In Exodus 32 Moses is up on Mount Sinai hanging out while God writes the Ten Commandments and everyone else figures he’s never coming back. So they make the Golden Calf, start a minor orgy, and you know how that worked out. Moses is pissed; God is even more pissed. “Jesus Christ!” God yells (he forgot what part of the Bible he was in for a moment). “Moses, can you believe this crap?? I’ve had enough of these clowns! Stand back, Moses, while I wipe them all out. Then I’ll begin again with a new bunch of people starting with you, sort of like I did with Noah in the previous book.”
Moses points out that this would make God look bad, given that he put so much effort and creative thought—from plagues to parting a sea—into getting these people out of slavery, only to kill them in the desert. God’s response to Moses’ point is my favorite verse in the Jewish Scriptures, perhaps in the entire Bible: And the Lord changed His mind. The implications are unlimited.

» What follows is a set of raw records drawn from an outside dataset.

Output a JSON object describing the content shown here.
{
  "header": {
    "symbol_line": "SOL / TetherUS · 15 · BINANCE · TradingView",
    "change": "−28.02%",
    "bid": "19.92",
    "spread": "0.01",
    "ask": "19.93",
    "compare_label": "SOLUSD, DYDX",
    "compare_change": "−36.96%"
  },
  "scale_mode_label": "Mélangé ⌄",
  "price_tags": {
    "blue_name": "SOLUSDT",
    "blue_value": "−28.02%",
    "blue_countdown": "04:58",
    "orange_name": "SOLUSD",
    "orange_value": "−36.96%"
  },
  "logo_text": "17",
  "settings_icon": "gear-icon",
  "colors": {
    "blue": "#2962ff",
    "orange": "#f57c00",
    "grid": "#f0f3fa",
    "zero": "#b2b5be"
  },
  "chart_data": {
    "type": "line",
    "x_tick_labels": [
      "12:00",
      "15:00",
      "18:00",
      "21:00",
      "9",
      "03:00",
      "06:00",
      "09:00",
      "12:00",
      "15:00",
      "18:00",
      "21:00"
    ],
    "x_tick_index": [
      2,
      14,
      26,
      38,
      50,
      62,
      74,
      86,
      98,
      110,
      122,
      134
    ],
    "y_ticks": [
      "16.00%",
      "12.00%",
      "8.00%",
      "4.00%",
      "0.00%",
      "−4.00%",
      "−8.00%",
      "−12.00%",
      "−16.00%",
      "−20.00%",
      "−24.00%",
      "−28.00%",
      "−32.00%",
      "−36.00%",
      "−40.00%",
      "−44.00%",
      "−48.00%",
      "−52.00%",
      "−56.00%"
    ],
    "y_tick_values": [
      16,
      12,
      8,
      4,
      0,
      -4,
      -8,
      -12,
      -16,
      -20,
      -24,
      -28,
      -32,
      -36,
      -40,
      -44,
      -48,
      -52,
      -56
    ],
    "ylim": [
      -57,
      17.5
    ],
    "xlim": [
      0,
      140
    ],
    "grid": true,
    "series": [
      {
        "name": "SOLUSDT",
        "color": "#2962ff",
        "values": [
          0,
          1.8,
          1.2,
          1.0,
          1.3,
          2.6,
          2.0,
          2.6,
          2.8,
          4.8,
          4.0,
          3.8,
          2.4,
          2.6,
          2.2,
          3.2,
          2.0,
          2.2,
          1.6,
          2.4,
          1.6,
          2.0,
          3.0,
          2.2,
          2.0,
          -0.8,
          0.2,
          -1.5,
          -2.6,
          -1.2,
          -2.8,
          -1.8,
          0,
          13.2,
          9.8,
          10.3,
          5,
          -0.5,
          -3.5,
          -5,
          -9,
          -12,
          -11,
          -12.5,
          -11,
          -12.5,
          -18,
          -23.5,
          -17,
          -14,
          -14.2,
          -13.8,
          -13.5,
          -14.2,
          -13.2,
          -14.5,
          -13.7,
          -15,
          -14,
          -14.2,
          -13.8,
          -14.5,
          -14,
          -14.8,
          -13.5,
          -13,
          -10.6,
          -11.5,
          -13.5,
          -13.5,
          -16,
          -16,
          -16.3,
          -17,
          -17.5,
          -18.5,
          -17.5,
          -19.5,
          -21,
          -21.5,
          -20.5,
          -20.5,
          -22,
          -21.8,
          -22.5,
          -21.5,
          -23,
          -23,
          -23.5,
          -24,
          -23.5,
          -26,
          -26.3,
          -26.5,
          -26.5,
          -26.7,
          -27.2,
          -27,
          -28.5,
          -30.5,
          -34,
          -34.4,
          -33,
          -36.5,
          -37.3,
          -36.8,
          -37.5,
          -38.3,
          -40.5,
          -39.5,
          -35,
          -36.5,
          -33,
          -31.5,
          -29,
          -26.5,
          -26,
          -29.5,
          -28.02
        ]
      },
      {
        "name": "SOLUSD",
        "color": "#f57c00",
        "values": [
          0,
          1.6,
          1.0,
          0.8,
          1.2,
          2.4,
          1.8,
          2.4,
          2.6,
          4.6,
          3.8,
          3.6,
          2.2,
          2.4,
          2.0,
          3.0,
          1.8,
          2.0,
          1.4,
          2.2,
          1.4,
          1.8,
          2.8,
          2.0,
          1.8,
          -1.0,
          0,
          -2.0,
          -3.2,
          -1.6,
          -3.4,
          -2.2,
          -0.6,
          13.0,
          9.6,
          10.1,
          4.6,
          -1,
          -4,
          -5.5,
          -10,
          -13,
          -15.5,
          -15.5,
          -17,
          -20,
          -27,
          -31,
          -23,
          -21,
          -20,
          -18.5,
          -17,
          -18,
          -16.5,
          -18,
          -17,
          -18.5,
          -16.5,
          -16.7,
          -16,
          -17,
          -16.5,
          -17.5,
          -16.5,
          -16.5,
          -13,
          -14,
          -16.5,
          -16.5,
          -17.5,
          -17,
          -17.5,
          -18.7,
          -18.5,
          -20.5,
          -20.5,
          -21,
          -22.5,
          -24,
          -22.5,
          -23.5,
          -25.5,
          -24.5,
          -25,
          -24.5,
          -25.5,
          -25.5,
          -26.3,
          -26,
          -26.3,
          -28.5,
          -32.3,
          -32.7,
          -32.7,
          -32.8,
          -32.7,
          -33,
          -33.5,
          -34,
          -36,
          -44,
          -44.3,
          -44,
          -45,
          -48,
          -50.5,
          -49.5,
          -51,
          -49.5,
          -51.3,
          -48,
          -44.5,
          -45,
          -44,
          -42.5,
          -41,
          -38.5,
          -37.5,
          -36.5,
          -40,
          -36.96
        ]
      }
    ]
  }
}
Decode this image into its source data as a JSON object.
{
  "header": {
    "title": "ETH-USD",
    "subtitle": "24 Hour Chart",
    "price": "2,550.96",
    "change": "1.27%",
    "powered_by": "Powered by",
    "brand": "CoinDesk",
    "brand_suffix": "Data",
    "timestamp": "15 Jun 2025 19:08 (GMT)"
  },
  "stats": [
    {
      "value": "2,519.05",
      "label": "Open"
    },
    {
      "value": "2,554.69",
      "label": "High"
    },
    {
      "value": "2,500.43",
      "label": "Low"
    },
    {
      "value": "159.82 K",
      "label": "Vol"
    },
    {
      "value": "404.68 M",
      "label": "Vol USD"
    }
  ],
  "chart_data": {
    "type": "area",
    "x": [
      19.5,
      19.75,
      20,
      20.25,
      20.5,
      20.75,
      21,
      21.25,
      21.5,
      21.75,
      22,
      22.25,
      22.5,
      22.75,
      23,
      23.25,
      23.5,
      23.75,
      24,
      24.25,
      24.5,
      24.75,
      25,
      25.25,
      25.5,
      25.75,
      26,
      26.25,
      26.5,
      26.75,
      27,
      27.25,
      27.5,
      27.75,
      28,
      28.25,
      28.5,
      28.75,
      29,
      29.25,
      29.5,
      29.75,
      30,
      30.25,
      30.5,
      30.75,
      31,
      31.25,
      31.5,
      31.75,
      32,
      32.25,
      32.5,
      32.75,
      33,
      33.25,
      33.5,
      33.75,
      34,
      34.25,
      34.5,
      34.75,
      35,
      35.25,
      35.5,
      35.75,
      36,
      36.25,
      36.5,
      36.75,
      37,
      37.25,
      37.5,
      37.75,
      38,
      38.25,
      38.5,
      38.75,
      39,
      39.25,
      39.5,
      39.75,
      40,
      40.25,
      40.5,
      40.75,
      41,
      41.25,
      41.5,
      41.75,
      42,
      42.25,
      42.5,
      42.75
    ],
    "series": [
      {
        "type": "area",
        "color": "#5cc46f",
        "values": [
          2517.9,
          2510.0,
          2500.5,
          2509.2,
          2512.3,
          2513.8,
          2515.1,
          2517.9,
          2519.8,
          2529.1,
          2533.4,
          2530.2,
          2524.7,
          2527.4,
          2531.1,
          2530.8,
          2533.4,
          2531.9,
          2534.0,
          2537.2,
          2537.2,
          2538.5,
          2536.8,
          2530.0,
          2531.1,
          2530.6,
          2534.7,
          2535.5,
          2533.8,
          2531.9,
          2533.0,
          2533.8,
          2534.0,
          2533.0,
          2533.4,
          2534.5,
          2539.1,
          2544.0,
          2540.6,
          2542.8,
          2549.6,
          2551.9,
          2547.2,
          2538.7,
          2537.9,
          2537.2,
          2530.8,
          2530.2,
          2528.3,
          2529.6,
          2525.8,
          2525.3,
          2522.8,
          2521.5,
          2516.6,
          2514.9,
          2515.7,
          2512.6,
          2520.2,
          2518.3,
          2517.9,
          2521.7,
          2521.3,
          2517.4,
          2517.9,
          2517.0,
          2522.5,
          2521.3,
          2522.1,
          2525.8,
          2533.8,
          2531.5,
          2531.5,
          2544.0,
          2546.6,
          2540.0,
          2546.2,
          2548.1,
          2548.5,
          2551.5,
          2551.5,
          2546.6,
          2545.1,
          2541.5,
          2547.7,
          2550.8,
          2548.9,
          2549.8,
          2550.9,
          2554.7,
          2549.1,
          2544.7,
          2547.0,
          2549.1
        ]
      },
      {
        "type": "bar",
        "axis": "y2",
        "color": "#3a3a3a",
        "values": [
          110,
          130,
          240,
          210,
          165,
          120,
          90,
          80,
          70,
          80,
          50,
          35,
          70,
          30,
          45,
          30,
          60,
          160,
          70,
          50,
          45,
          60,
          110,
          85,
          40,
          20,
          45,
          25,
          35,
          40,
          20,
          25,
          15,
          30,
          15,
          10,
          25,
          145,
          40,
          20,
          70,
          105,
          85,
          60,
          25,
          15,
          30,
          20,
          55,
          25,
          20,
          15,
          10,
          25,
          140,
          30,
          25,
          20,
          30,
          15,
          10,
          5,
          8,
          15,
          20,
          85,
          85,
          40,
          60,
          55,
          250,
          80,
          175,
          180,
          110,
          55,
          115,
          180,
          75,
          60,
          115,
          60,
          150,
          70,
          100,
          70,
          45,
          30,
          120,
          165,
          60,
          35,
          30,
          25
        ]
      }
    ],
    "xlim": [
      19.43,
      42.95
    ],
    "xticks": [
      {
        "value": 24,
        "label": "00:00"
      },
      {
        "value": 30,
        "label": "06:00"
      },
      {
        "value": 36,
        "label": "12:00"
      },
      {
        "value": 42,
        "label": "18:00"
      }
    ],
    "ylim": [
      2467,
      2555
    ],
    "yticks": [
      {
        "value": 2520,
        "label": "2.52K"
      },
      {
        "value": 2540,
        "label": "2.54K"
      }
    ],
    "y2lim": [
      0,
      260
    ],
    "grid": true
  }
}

October also provides me with a yearly opportunity to introduce a bunch of innocent freshmen to my choice for the greatest philosopher in the Western tradition: Aristotle. His vision of the moral life, of the life of human flourishing, is second to none. I came across a beautiful description of such a life not long ago in Ian McEwan’s The Children Act:
Welfare, happiness, well-being must embrace the philosophical concept of the good life. She listed some relevant ingredients, goals toward which a child might grow. Economic and moral freedom, virtue, compassion and altruism, satisfying work through engagement with demanding tasks, a flourishing network of personal relationships, earning the esteem of others, pursuing larger meanings to one’s existence, and having at the center of one’s life one or a small number of significant relations defined above all by love.
Autumn is a time when I feel, at least a little bit, that such a life might be possible. Thanks, October.